Integrante do Departamento da Família
Estava pesquisando um pouco sobre o tema “justiça” e, a cada estudo, percebo como Deus e Sua Palavra são simples. Justiça, biblicamente falando, é um conceito central que reflete o caráter de Deus e Seus princípios morais. Ela está associada à retidão e se cumpriu plenamente na vida, morte e ressurreição de Cristo.
Muitas famílias sofrem de maneira gratuita, isto é, poderiam evitar essa dor, pois conhecem a Palavra, mas desconsideram o momento em que somos desafiados a morrer para a nossa própria carne. Não somos donos de nós mesmos; reconhecemos isso pela primeira vez ao confessar Jesus como Senhor, mas precisamos caminhar sabendo quem somos e submetendo-nos ao Pai. Assim, edificamos nossa vida e nossa família, tornando nosso lar uma referência: somos responsáveis por manifestar a Palavra em nossas casas.
À medida que nossa mente é renovada, construímos o ambiente que almejamos, e isso vale para o lar. Haverá dias em que até esqueceremos algumas verdades fundamentais, mas o Espírito Santo nos guia de volta ao contexto que Deus deseja para nós. Tudo o que acontece em nossas famílias é um treinamento: precisamos aprender, experimentar coisas novas e revisitar o que é importante. Se nos desligarmos desse processo, tornamo-nos negligentes com o lar, exatamente o que o inimigo deseja para atacar nossa casa.
O Deus das coisas imensuráveis
Quem não busca uma estrutura na Palavra para enfrentar esses desafios provavelmente perecerá. Viver é desafiador e temos duas opções: tomar as rédeas ou ser engolido. Se não depositamos nossa fé e expectativas em Deus, em quê as colocaremos? A cada turbulência vencida, saímos mais maduros. Tudo tem um propósito; talvez não o entendamos de imediato, mas nosso Ajudador esclarecerá tudo no tempo certo.
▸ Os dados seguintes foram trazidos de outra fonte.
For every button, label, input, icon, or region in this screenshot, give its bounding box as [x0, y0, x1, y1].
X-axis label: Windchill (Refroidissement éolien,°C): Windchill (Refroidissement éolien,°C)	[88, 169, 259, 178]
A Bíblia nos ensina que Deus quer este relacionamento conosco. A salvação é a restauração da união manchada pelo pecado, e isso vale também para as famílias. O Senhor deseja restaurar casamentos, relações e diálogos, mas não basta estar cheio da Palavra: é preciso praticá-la.
Não há adversidade que não possamos administrar, não pela nossa força, mas na dependência do amor, do ensino e do cuidado de Deus. Ele é o Deus das coisas imensuráveis e, ao mesmo tempo, das coisas simples. Antigamente, chamavam zombeteiramente de “Lei” o que fazíamos: que lei é essa? A Palavra de Deus. Segundo o dicionário, lei é o dispositivo expedido por autoridade para regular a sociedade e manter a ordem. A Bíblia é mãe de muitos bons princípios que regem nossa cultura. Se andarmos conforme a Lei Divina, prosperaremos; se a rejeitarmos, ficaremos à margem da área de proteção. Alguns perguntam: “Por que falar de lei se estamos na graça?” Porque, mesmo não estando sob a Lei de Moisés, há princípios que devemos obedecer para amar e respeitar o Pai.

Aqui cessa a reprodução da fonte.